15 January 2026, 04:05

Stuttgart baut Zukunft: 261 Millionen für neues Physikzentrum der Uni

Das Universitätsgebäude Stuttgart, ein großes Gebäude mit vielen Fenstern, ist von Straßenlaternen, Fahrzeugen, Radfahrern, Schildern und Grün umgeben unter einem klaren blauen Himmel.

Stuttgart baut Zukunft: 261 Millionen für neues Physikzentrum der Uni

Baubeginn für neues Physikgebäude der Universität Stuttgart

Am 6. November 2025 hat offiziell der Startschuss für eines der größten Bauprojekte der Universität Stuttgart gefallen: den Neubau eines Physikgebäudes. Die Staatssekretärin im Finanzministerium, Gisela Splett, und Wissenschaftsministerin Petra Olschowski gaben mit einem symbolischen Spatenstich den Auftakt. Die mit 261 Millionen Euro veranschlagte Investition soll die Forschungs- und Lehrbedingungen in der Landeshauptstadt nachhaltig verbessern.

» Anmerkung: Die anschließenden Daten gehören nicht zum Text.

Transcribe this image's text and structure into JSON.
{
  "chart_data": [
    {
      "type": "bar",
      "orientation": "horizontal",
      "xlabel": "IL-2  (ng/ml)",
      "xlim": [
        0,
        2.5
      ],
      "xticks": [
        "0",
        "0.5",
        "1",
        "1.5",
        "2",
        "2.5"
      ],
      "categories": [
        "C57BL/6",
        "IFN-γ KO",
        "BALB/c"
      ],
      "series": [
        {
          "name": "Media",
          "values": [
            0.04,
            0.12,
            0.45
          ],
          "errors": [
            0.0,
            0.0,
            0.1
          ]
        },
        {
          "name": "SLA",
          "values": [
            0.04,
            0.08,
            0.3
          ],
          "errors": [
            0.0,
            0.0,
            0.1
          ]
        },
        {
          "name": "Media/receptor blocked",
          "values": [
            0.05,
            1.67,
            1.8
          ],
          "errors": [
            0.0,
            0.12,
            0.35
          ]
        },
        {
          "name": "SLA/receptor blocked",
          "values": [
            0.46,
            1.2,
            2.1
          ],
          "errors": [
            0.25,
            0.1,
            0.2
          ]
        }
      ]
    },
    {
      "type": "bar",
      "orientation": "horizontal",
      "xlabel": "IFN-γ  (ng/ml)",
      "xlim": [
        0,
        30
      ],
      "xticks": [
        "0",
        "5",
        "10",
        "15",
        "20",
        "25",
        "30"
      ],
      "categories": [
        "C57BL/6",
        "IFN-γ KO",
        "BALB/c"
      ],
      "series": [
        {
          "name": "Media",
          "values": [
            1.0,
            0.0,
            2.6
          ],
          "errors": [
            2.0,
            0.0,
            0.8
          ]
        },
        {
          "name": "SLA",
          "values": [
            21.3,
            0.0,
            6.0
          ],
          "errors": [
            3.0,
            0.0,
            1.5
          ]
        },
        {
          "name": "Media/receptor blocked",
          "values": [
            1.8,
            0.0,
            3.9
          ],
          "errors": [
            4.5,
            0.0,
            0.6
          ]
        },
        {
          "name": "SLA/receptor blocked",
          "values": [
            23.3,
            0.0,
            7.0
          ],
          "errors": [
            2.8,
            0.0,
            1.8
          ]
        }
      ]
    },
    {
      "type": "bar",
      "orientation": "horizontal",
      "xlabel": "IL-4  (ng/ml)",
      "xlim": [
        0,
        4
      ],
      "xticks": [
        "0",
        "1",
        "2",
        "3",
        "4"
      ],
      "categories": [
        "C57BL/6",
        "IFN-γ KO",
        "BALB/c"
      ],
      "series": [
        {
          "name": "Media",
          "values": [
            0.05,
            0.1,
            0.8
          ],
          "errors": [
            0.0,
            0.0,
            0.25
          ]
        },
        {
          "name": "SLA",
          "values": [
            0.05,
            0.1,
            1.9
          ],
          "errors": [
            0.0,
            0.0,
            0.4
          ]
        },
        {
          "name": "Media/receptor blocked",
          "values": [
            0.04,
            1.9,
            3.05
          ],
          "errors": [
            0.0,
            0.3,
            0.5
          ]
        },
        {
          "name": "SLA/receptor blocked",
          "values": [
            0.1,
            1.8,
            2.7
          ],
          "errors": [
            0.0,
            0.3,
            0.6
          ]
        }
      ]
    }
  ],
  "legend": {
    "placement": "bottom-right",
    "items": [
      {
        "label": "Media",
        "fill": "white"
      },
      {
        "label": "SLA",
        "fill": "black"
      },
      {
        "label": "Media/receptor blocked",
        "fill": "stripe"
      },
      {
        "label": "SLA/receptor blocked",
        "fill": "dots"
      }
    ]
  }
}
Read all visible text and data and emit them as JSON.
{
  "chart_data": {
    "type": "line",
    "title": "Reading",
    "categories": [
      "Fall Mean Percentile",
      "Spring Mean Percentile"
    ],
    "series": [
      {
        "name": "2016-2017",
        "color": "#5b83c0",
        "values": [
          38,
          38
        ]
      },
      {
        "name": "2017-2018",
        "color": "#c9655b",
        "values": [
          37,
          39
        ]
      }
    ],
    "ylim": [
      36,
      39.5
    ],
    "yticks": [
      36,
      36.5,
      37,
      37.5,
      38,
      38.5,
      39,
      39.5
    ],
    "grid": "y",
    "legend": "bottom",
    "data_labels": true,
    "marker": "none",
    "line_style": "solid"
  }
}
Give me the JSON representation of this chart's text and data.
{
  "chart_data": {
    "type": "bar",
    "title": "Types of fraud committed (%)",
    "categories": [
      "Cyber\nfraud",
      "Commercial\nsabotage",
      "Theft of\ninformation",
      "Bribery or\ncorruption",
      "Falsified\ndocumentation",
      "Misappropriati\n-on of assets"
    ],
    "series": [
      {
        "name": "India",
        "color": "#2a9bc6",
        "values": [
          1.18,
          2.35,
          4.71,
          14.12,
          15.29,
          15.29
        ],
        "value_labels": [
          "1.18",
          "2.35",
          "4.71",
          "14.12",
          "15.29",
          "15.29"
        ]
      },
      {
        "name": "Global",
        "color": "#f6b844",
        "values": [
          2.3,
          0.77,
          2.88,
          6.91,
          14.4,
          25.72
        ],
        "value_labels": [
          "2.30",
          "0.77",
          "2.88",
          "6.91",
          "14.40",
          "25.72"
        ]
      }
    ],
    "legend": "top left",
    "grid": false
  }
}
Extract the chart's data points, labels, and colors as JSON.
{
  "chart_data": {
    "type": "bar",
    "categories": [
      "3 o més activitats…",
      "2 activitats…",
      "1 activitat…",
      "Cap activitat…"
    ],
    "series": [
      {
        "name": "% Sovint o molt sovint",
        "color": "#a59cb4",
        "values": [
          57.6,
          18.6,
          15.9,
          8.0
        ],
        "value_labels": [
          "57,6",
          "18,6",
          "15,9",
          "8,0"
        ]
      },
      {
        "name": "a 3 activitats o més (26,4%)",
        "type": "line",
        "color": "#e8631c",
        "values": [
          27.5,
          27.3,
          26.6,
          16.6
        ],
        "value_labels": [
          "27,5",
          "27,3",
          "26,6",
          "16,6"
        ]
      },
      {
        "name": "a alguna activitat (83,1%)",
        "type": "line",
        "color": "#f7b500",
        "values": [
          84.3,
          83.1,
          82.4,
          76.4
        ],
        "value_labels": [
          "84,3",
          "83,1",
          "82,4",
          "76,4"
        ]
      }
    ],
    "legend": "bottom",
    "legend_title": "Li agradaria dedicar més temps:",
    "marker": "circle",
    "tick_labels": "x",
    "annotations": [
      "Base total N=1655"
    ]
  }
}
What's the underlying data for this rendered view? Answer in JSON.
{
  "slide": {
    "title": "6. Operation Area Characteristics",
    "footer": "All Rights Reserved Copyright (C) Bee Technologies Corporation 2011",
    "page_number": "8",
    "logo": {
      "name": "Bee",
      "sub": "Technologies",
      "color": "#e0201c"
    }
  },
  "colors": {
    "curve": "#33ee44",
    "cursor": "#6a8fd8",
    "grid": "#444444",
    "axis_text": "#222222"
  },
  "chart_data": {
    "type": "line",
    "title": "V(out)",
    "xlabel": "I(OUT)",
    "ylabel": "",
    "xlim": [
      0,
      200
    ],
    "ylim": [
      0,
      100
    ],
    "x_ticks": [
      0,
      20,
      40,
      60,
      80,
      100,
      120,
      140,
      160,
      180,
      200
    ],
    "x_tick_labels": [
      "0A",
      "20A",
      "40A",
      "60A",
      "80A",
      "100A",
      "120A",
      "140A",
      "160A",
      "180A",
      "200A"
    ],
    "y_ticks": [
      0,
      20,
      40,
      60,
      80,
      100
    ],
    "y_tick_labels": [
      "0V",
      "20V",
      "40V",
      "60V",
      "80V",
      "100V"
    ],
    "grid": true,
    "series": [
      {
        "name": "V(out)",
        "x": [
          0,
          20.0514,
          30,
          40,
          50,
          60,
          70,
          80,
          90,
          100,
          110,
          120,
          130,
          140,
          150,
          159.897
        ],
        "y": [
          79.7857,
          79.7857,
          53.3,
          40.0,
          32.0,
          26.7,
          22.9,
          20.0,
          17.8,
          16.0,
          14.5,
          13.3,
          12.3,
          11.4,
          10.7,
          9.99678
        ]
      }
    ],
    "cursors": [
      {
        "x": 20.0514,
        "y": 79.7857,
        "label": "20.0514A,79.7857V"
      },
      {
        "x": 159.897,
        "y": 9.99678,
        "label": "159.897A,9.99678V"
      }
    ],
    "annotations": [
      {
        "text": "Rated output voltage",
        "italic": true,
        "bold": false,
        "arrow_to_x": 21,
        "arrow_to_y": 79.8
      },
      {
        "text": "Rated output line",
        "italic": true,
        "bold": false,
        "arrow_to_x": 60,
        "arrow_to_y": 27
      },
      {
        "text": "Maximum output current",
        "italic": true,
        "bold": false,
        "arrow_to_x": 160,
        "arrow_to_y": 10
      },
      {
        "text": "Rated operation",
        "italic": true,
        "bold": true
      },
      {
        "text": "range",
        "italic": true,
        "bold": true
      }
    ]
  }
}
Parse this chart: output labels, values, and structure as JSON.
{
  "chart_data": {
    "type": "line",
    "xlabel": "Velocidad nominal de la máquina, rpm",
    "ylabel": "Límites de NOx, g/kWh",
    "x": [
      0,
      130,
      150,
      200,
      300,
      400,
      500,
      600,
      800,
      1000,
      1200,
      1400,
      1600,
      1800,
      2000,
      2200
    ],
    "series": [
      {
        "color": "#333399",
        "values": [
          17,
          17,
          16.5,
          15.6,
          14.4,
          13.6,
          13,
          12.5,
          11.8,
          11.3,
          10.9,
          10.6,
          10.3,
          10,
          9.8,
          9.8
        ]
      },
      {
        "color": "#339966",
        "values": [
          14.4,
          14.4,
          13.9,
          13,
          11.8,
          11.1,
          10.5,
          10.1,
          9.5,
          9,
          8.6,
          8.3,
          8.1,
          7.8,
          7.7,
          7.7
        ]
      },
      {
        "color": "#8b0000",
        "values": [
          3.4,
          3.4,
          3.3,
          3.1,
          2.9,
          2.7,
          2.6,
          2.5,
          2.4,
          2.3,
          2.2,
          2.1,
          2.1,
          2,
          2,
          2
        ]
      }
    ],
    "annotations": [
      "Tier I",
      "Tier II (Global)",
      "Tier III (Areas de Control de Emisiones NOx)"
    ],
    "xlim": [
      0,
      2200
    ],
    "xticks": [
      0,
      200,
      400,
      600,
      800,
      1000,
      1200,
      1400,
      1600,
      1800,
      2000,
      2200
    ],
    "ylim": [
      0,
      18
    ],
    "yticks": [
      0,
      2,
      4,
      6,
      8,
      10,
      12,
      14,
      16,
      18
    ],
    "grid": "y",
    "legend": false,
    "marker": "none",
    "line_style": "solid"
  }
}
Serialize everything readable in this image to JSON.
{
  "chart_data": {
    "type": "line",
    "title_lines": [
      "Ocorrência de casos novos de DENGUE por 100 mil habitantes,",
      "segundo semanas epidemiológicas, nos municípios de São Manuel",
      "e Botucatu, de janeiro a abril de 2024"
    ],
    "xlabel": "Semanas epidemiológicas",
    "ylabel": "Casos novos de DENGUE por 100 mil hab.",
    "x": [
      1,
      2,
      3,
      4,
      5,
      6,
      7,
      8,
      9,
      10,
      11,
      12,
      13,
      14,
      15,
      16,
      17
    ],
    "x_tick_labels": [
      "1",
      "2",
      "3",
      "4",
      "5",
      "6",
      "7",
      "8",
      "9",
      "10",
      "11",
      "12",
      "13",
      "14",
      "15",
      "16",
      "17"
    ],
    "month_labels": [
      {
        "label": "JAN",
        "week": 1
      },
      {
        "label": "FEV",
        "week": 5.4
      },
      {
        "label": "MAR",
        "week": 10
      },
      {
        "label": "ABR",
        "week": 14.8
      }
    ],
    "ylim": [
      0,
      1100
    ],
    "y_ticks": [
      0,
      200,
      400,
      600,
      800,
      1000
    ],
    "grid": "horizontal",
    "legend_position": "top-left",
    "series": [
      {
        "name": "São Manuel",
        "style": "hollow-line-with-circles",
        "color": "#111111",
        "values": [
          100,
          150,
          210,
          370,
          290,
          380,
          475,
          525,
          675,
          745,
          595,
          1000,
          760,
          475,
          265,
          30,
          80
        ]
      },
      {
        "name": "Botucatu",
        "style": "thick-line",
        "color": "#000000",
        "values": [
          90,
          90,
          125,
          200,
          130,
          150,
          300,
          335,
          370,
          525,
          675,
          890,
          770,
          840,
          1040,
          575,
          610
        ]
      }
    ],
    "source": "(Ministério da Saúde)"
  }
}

Das neue Physikzentrum wird aus zwei Gebäudeteilen bestehen: einem für experimentelle Labore und einem weiteren mit Lehrräumen. Insgesamt entstehen auf rund 20.000 Quadratmetern moderne Arbeitsumgebungen für Studierende und Wissenschaftler:innen. Der Standort grenzt direkt an das Zentrum für Angewandte Quantentechnologie (ZAQuant) an und stärkt damit Stuttgarts Position als Standort für Spitzenforschung.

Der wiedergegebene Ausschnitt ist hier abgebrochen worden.